1.5 Indikator Keberhasilan Tindakan


Indikator keberhasilan tindakan setelah dilakukan penatalaksanaan
penderita hipertensi dengan prinsip pelayanan dokter keluarga yang holistik
berbasis Kedokteran Keluarga adalah:
1. Pasien mampu mengidentifikasi dan mengeliminasi faktor penyebab
hipertensi.
2. Kepatuhan penderita datang berobat ke Puskesmas secara teratur.

5
3. Perbaikan gejala dan penurunan tekanan darah dapat dievaluasi setelah
dilakukan penatalaksanaan dan perbaikan diet pada pasien hipertensi.
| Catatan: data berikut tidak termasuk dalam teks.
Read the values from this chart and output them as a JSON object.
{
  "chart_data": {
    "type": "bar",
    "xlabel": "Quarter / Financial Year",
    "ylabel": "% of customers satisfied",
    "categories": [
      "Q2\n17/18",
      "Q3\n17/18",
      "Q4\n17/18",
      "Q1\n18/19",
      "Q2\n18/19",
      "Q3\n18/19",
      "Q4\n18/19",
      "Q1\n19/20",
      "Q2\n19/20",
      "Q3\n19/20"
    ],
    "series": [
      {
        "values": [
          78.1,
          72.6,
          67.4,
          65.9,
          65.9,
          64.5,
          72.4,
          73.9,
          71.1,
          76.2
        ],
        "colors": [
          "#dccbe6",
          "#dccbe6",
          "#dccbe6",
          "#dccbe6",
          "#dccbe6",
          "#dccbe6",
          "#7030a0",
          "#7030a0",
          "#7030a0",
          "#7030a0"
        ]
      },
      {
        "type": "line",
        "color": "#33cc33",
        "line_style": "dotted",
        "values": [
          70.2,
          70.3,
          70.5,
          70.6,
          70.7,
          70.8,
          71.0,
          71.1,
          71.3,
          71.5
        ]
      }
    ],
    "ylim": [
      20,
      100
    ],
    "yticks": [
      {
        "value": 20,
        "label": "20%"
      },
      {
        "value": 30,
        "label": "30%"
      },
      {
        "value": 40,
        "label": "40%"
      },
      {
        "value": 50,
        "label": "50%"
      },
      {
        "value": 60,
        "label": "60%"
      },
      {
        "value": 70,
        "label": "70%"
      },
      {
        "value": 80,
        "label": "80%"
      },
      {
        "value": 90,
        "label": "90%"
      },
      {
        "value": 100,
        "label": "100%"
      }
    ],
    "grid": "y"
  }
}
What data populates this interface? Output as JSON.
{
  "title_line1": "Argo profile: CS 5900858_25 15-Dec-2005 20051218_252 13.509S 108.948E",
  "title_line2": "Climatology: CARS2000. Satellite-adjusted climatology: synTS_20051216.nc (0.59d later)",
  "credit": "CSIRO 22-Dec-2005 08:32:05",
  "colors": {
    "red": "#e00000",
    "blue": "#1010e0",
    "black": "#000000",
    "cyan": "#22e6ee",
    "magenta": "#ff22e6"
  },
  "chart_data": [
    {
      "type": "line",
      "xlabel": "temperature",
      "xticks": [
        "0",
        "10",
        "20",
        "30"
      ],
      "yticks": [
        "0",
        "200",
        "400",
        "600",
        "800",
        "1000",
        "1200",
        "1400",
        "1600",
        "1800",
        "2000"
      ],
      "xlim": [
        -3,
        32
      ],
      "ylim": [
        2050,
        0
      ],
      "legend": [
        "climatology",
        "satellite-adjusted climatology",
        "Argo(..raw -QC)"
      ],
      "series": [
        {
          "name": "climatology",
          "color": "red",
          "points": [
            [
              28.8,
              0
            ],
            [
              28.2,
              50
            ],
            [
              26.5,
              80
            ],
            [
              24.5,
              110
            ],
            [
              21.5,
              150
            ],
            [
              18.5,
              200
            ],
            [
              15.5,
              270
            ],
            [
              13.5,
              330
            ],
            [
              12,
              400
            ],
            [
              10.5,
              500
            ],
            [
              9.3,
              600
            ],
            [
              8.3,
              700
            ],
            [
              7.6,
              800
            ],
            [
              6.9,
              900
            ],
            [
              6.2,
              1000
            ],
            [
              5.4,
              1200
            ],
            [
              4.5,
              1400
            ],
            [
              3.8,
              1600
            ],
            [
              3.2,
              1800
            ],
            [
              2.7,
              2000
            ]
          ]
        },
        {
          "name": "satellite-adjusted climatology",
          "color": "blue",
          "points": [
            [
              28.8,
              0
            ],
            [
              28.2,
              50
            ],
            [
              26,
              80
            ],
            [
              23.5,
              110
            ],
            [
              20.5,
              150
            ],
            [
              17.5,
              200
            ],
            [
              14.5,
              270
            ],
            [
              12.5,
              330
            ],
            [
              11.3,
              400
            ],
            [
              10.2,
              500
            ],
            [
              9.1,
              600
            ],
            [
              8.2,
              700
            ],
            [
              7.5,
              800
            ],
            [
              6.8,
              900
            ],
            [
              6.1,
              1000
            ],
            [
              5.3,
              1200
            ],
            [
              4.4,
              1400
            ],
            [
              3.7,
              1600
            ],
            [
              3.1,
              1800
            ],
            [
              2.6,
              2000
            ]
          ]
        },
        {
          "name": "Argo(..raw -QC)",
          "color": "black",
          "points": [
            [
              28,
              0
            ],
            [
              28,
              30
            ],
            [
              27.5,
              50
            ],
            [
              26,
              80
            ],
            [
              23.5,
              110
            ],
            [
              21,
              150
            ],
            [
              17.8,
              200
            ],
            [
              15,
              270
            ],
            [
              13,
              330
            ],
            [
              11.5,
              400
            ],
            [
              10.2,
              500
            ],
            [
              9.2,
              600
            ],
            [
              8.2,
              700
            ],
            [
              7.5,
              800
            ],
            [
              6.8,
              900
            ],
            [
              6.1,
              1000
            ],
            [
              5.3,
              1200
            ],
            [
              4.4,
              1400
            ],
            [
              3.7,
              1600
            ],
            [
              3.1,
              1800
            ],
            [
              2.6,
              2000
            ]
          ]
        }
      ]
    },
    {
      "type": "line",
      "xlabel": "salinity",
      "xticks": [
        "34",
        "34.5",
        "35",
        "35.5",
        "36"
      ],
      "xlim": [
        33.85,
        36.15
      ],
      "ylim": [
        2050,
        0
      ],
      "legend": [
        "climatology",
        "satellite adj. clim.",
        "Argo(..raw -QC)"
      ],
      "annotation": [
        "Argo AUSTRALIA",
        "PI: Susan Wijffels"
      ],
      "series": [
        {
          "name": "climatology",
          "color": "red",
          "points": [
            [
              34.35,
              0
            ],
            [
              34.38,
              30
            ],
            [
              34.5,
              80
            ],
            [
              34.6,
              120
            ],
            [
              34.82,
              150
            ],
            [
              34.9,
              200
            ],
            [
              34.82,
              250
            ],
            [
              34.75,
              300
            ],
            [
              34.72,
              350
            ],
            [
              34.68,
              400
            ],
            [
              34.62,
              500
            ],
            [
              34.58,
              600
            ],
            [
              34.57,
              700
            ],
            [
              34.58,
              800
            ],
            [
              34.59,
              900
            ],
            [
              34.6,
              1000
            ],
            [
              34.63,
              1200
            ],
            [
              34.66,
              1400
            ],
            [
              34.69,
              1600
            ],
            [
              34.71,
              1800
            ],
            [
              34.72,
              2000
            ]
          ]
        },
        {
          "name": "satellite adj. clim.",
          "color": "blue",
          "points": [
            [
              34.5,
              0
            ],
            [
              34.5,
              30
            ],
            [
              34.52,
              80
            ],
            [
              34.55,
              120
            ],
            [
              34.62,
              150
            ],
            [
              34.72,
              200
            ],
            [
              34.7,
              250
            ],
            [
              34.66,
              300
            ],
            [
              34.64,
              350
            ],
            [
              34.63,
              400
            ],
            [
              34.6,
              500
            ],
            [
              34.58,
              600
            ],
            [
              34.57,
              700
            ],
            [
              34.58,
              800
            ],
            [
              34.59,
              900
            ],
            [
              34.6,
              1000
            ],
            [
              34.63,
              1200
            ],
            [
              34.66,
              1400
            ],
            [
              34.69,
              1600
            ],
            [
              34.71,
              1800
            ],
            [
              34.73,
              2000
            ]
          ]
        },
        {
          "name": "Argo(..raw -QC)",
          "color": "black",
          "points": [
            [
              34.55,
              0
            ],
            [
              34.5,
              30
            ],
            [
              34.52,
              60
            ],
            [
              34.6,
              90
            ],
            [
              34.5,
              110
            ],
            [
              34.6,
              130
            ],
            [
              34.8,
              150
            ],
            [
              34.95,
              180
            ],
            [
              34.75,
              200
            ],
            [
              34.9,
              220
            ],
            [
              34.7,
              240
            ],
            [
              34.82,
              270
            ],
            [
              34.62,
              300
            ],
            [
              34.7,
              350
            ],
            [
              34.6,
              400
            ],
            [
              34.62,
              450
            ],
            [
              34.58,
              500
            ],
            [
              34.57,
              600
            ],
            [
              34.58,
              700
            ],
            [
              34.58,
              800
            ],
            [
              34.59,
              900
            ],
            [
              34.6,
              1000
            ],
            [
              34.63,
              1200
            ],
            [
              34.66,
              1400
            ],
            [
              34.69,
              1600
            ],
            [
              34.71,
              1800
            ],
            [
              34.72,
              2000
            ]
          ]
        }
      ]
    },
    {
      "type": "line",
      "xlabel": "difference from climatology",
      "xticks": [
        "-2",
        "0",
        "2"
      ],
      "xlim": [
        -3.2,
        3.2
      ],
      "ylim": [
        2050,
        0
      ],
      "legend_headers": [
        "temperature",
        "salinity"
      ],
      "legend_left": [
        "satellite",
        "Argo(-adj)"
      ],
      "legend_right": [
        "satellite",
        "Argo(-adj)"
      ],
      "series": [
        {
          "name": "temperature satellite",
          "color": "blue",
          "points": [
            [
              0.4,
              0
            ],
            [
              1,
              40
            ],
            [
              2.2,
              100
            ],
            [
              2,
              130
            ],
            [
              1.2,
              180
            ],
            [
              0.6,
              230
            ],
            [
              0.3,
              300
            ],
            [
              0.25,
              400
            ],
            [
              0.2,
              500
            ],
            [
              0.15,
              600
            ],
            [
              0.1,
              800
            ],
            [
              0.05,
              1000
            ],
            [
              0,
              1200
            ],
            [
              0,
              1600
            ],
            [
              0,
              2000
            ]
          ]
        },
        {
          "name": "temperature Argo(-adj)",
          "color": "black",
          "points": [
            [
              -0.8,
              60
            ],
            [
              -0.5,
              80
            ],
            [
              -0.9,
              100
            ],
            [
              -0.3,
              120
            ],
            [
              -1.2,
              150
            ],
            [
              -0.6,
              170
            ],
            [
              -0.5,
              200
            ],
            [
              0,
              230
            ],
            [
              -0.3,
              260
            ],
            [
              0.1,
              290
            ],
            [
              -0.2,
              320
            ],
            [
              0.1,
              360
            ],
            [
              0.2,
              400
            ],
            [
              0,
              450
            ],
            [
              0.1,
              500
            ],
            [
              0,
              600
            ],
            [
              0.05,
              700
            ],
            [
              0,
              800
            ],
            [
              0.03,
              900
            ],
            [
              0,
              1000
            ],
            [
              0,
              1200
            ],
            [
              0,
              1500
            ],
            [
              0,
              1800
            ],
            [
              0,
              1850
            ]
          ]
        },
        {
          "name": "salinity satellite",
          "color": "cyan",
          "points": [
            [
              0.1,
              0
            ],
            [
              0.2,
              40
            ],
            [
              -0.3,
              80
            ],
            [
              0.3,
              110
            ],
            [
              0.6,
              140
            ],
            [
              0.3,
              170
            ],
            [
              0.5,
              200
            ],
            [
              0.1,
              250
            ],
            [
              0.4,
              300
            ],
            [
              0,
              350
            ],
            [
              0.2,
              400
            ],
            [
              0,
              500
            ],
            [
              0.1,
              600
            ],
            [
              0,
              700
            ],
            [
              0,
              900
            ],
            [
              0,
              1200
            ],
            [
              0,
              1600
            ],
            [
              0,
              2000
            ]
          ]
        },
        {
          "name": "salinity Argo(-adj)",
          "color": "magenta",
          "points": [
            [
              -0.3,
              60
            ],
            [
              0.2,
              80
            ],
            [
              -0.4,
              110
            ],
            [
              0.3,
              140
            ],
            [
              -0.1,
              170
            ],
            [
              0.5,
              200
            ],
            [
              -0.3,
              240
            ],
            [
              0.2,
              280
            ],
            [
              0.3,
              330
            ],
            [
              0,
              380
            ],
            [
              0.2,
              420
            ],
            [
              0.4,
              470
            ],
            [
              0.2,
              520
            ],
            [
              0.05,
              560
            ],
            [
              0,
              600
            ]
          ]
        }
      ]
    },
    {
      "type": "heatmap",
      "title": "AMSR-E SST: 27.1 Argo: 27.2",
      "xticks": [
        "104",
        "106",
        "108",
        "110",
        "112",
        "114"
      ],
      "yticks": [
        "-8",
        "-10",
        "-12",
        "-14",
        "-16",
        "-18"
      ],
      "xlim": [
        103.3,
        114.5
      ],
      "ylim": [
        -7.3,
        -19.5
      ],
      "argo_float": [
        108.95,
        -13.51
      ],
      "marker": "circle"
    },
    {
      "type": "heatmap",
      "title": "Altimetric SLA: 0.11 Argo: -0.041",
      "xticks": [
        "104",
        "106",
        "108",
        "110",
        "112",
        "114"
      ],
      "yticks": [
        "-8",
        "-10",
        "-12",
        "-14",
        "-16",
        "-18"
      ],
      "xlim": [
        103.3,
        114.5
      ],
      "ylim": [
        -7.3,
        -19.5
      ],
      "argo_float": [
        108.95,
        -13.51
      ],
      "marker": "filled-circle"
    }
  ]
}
4. Perbaikan gaya hidup yang di lakukan pasien, seperti melakukan
aktivitas fisik, dan mengkonsumsi makanan yang di anjurkan.
5. Pasien memahami komplikasi yang dapat terjadi dari hipertensi.
Dari uraian diatas dapat disimpulkan bahwa penilaian keberhasilan
tindakan pengobatan didasarkan atas tekanan darah pasien menurun
mendekati batas normal, perbaikan gejala dapat dievaluasi setelah dilakukan
penatalaksanaan dan perbaikan diet maupun gaya hidup.